Warum also wird daraus eine mediale Skandalisierung? Wir wollen versuchen, dies hier zu analysieren.
- Die Gewaltkeule wird immer dann rausgeholt, wenn es gilt, radikale Kritik an den herrschenden Zuständen zu diskreditieren. Wenn eine Bewegung so stark und kraftvoll geworden ist, dass sie den Herrschenden Angst macht. Mit der sogenannten „Gewaltfrage“ wird dann versucht, die Bewegung zu spalten und öffentlich in „gute“ und „böse“ KlimaaktivistInnen zu trennen. Gut sind die, welche Unterschriften sammeln und mit Vattenfall reden, böse sind die, welche Kraftwerke blockieren und Atomforen stören. Vor allem wird damit aber versucht, die inhaltliche Kritik zu unterdrücken. Denn da, wo Medien über „Gewalt“ reden und berichten, brauchen sie sich nicht mehr mit den Ursachen und Gründen des Protestes zu beschäftigen. Deshalb möchten wir hier auch noch einmal ganz deutlich formulieren: Wir halten eine Klimapolitik, die sich Emissionssenkungen hierzulande mit Palmölplantagen über abgebrannten Regenwäldern in Indonesien oder toten Bergleuten in Kohlegruben Chinas erkauft für blanke Heuchelei! Der Klimawandel ist mit kapitalistischer Wachstumslogik und Gewinnorientierung nicht aufzuhalten! Dazu bedarf es tatsächlich eines ganz anderen (sozialen) Klimas! Und dafür streiten wir mit vielen Tausenden weltweit.

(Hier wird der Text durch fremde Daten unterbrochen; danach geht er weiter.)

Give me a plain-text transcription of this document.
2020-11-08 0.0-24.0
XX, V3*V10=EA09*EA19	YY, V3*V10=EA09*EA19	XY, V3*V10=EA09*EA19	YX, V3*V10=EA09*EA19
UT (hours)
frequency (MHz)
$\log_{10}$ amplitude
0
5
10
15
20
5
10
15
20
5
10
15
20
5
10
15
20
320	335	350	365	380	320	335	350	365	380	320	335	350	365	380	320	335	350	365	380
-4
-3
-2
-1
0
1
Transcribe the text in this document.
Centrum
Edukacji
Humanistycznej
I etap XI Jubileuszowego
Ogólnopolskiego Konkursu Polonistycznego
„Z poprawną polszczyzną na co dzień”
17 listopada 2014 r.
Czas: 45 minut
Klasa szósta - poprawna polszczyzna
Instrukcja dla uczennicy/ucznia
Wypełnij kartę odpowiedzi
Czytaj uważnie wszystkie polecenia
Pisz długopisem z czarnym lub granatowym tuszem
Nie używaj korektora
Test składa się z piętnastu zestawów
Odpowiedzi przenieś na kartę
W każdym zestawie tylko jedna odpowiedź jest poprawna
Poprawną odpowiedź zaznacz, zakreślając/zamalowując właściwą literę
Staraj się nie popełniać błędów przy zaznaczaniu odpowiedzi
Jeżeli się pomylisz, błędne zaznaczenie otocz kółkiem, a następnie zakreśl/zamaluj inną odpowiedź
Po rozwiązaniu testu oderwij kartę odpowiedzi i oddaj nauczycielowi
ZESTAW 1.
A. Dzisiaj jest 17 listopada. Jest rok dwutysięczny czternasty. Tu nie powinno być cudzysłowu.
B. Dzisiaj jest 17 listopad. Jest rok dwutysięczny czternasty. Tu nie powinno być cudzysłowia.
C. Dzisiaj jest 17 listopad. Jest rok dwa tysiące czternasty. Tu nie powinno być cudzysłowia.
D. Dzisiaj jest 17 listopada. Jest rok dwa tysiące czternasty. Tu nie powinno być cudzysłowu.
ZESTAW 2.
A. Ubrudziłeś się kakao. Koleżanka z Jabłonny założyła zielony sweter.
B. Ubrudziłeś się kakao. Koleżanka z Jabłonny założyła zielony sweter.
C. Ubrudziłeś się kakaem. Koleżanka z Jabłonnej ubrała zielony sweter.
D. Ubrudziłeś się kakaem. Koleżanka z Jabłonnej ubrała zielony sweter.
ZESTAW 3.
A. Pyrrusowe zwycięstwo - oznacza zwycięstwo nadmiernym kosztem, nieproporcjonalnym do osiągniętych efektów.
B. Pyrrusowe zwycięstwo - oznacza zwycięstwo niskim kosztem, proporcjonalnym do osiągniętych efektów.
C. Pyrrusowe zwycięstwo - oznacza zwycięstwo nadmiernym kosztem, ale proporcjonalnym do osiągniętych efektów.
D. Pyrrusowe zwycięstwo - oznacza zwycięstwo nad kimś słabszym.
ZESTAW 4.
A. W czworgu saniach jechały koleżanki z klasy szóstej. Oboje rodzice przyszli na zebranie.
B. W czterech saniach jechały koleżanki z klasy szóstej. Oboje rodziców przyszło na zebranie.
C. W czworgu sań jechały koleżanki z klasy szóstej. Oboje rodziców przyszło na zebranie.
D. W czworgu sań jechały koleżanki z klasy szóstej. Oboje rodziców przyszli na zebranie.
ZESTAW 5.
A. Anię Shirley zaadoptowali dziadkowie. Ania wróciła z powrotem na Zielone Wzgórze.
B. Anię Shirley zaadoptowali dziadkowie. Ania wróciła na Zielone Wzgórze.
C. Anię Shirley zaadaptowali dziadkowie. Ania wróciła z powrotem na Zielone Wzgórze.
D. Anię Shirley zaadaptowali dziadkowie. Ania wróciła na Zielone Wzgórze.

- Die vom Brandenburger Verfassungsschutz angestoßene und vom Tagesspiegel brav ausgeführte Debatte passt zu einer politischen Entwicklung, welche derzeit bundesweit erkennbar ist. Gesucht wird ein neues „linksextremes“ Feindbild. Soziale Bewegungen gegen Gentrifizierung, Atomkraft und kapitalistische Globalisierung können so trefflich als „autonome Gewalttäter“ gebrandmarkt werden und in der Krise vom eigenen Versagen abgelenkt werden. Vorsorglich hat so die neue Bundesfamilienministerin schon mal angekündigt, alle Programme gegen Rechtsextremismus auch gegen „Linksextremisten“ auszuweiten. In Brandenburg und Potsdam haben Politik und Medien allerdings das Problem, solche Linksextremisten überhaupt zu finden, geschweige denn irgendwelche Gewalttaten zu verfolgen. Also reicht erst einmal die Suche nach digitalen Aufrufen möglicher Gewalt. Wenn das gewünschte Feindbild fehlt, dann konstruiert man es sich eben selbst.
- Herr Petke hat als CDU- Funktionär in Potsdam schon einige Male versucht, gegen alternative Haus- und Wohnprojekte vorzugehen. Dahinter steckt offensichtlich das politische Kalkül, sich bürgerliche Mehrheiten zu konstruieren, die sich dann endlich auch mal in anderen Wahlergebnissen für die CDU niederschlagen sollen. Was passt da besser als diffuse Ängste der BürgerInnen vor „gewalttätigen Hausbesetzern“ zu schüren? Blöderweise passt das Projekthaus des Vereins INWOLE nicht in dieses Klischee. Sie sind keine illegalen Hausbesetzer, sie haben ihr Haus selbst gekauft, sie lassen ihr Haus auch nicht „verkommen“, sondern haben es aufwendig und mit eigenem Geld saniert. Jetzt meint er also was gefunden zu haben. Hat er hat dabei auf die Unterstützung der „alten Kameraden“ des Verfassungsschutzes zurück gegriffen? Schlimm ist dabei allerdings, wie bereitwillig sich eine Potsdamer Zeitung an dieser politischen Intrige beteiligt.
Was bleibt?
Wir werden uns als Initiativgruppe Potsdam weiter an den politischen Debatten und Aktionen hier beteiligen. Da wir eine Ahnung haben, woher diese mediale Skandalisierung kommt, lassen wir uns davon nicht mundtot machen. Im Gegenteil, politische Aktivität macht den Herrschenden offensichtlich Angst. Für uns ist sie Motivation!
Für ein ganz anderes Klima- in Potsdam, Kopenhagen und überall!